# OLL 55 new alg!



## Wik (Jan 31, 2013)

*R' F R U R U' R2 F' R2 U' R' U R U R'*


----------



## mati1242 (Jan 31, 2013)

I know 56 OLL's, and the one I didn't learn was this, but this algorithm is so amazing that I will learn it right now.
Thanks !


----------



## Godmil (Jan 31, 2013)

Awesome, that's much better than the one I currently use. Thanks


----------



## (X) (Jan 31, 2013)

Rw U2 R' U' R2 Rw' U R' U' L F' L'


----------



## ben1996123 (Jan 31, 2013)

well I guess that's another OLL that I know now. yeah, I don't know full OLL.


----------



## Ickenicke (Jan 31, 2013)

Nice!

I haven't seen this before.


----------



## Godmil (Jan 31, 2013)

(X) said:


> Rw U2 R' U' R2 Rw' U R' U' L F' L'


That's my old one, I find it very locky for me.


----------



## Julian (Jan 31, 2013)

Godmil said:


> That's my old one, I find it very locky for me.

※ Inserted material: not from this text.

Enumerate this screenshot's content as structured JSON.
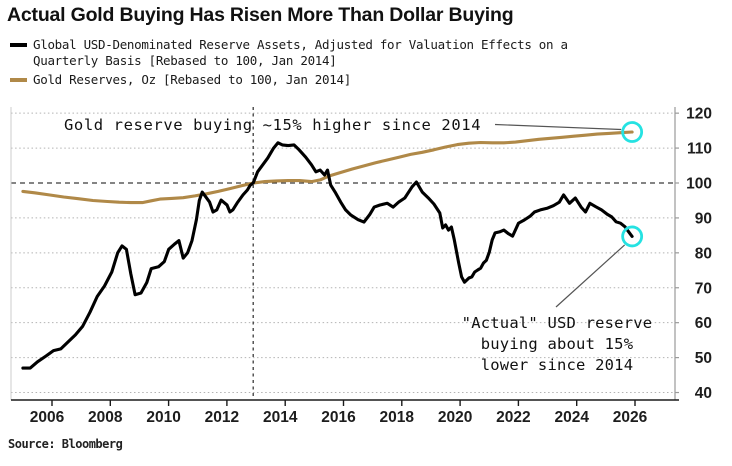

I perform it like r U2' R' U' r' R2 U R' U' r U' r'


----------



## omer (Jan 31, 2013)

Wik's alg's awesome.


----------



## Bhargav777 (Feb 23, 2013)

*Re: A Collection of Algorithms*

Wik's Alg finally gave me a sub 1.3 with that oll, thanks a lot


----------



## DaveyCow (Aug 15, 2013)

The OP alg is great! so much better and smoother than the one I had been using (which had a cube rotation  ) no regrips in this one!


----------